Der freundliche Zapfer
Autor: Dieter Britz
Münnerstadt, Freitag, 05. Februar 2016
Wer Hubert Mangold eine Ansichtskarte schicken möchte, braucht nicht unbedingt den Namen oder die Straße zu vermerken. Die Post kommt auch so an.
"Mangold Hubert Gaststätte Toto Lotto", so lautet ein Telefonbuch-Eintrag unter Münnerstadt. Dahinter verbirgt sich eine alteingesessene kleine Gaststätte samt Toto-Lotto-Annahmestelle in der Riemenschneiderstraße 11. Man möchte meinen, der Hit "Die kleine Kneipe in unserer Straße, dort wo das Leben noch lebenswert ist", gesungen von Peter Alexander, sei genau dafür geschrieben. Jetzt hat sich der 73-jährige Hubert Mangold, der hier seit Jahrzehnten das Bier zapft und hinter dem Schalter der Toto-Lotto-Annahmestelle steht, mal zwei Stunden frei genommen fürs Erzählcafé im Julius-Spital. Vor weit über 100 Gästen erzählte er aus seinem Leben und gab Mürschter Episoden zum Besten. Zur Einstimmung spielte er das Lied von der "kleinen Kneipe" auf seinem Akkordeon.
Kneipe statt Kirche
Mangold hatte viel zu erzählen.
Zum Beispiel von den Kartenspielern im Lokal, die sich nach den Kirchenglocken richteten. Doch an Karfreitag bleiben diese bekanntlich stumm. Und so kamen die Kartler viel zu spät nach Hause und bekamen mächtig Ärger mit ihren Frauen. Und da waren noch die Rottershäuser, die früher am Ostersonntag mit dem Zug nach Münnerstadt zum Beichten fuhren - die einen zuerst in die Kirche, die anderen aber gleich in die Kneipe. Hinterher gab es einen regen Handel nach dem Motto: "Du gibst mir deinen Beichtzettel, und ich zahle deine Zeche."
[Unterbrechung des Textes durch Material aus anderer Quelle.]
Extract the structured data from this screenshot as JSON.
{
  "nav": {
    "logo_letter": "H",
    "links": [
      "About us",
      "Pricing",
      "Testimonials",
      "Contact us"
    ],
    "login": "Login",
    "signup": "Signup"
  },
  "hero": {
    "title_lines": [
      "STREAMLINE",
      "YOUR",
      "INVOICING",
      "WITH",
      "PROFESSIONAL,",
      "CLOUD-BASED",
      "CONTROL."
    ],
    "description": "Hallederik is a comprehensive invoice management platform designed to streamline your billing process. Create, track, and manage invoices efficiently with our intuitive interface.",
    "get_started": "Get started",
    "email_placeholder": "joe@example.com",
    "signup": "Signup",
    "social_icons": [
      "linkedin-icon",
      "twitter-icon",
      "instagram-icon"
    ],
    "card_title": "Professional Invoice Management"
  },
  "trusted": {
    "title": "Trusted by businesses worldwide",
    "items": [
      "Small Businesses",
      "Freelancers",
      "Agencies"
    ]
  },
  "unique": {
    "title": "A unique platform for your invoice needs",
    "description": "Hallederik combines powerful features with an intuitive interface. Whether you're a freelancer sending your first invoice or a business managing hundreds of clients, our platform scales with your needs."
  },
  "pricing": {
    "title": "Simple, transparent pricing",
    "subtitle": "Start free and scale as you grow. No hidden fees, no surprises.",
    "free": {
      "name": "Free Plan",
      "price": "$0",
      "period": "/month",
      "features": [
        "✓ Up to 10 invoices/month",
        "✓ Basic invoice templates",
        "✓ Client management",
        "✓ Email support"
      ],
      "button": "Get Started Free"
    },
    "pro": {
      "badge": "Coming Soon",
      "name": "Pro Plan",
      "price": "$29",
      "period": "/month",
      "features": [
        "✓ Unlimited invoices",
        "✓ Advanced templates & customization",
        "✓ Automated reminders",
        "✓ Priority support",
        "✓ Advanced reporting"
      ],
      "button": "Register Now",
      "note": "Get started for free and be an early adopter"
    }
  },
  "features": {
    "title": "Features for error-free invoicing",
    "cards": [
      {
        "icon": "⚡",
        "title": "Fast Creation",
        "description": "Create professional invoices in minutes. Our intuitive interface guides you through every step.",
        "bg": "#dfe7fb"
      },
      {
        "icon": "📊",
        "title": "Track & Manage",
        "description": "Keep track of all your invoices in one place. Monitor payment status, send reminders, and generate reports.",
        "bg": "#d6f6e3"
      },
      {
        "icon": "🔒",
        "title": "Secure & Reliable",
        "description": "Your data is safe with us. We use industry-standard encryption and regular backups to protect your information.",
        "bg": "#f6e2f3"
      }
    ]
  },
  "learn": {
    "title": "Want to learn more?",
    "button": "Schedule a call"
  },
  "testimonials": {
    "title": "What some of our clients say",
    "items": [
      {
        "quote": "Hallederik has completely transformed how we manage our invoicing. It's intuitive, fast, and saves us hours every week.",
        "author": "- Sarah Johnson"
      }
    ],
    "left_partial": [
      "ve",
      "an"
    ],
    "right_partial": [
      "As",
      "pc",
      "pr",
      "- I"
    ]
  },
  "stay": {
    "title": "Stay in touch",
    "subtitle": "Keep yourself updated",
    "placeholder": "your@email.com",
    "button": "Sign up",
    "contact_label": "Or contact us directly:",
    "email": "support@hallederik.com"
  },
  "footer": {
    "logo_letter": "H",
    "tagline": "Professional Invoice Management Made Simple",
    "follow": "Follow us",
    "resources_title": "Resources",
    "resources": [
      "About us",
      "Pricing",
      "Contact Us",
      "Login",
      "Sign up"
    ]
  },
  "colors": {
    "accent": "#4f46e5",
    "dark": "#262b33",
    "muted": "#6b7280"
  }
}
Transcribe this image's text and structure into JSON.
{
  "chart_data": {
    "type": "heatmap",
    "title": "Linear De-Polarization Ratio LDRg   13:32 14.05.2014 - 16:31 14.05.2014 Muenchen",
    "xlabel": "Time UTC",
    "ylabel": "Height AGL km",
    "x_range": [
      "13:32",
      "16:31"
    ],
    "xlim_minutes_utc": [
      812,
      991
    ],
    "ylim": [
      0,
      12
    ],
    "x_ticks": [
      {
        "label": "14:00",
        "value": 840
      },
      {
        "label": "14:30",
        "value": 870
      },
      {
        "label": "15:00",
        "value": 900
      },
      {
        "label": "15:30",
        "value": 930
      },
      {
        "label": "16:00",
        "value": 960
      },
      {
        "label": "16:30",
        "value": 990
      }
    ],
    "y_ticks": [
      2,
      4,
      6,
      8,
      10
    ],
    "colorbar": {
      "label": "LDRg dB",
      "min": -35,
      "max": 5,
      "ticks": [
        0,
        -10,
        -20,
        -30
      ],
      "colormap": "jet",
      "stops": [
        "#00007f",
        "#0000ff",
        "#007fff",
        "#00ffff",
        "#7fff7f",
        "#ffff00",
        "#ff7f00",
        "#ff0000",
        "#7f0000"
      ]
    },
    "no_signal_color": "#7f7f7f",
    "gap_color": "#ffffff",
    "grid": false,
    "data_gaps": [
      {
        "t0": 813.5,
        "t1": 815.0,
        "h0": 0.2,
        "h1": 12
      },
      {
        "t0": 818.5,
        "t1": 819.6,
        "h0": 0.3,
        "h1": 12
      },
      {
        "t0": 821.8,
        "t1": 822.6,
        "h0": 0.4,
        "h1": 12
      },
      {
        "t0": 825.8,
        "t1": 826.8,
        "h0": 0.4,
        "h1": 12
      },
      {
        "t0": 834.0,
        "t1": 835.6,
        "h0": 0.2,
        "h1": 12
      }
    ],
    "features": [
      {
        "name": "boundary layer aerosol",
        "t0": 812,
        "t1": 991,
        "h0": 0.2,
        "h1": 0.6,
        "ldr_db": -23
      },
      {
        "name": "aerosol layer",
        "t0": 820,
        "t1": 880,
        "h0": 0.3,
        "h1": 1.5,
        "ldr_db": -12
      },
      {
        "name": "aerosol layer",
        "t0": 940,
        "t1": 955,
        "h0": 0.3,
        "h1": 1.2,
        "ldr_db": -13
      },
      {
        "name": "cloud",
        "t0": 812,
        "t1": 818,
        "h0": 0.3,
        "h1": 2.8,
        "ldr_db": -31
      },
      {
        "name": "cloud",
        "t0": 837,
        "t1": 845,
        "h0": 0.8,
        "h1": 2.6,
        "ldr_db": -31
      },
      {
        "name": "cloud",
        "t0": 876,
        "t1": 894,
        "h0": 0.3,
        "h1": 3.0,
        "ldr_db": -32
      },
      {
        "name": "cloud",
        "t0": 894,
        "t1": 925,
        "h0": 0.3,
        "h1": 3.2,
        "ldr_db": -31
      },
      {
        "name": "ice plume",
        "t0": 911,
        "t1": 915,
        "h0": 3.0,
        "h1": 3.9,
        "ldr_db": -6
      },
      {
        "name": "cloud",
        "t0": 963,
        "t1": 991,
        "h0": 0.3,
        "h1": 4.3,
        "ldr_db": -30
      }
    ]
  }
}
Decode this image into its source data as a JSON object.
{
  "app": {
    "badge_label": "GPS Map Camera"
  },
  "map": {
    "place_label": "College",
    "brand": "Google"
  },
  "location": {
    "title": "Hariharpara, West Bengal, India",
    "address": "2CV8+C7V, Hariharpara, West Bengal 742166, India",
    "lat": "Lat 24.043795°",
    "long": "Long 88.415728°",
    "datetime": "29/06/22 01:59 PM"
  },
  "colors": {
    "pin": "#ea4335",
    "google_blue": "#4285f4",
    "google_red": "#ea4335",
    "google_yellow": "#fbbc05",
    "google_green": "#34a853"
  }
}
Vom Zug in die Kneipe und zurück
Beim Sommerfest des Sportvereins wurde laut Mangold das Wasser für das Schwenken der Bierkrüge nie gewechselt: "Abends schwammen Blätter mit drin, aber keiner wurde davon krank". Und dass 1949 ein Pfennig noch etwas wert war, zeigt diese Erinnerung von Mangold: "Als beim Kartenspielen in der Gaststätte einer zu Boden
fiel und nicht gleich gefunden wurde, wurde überall gesucht und dazu auch die Tische gerückt."
Die Ministranten
Er erinnert sich auch noch gerne an die Ministranten-Treffen im Jugendhaus. Eine Gruppe mit 15 bis 20 aus Weil am Rhein kam gerne in sein Lokal. Einem gefiel es so gut, dass er sich in den Zug setzte, bei Mangold ein paar Bier trank und wieder heim fuhr nach Weil am Rhein.
Waschechter Mürschter
Hubert Mangold ist ein waschechter Mürschter, geboren im damaligen Krankenhaus, das später Altersheim wurde und jetzt Teil des Bestatterzentrums ist. Seine Eltern betrieben im Haus Riemenschneiderstraße 11 die noch jetzt existierende Gaststätte und dazu eine Bäckerei. Beides war seit 1927 im Familienbesitz, erzählt Hubert Mangold.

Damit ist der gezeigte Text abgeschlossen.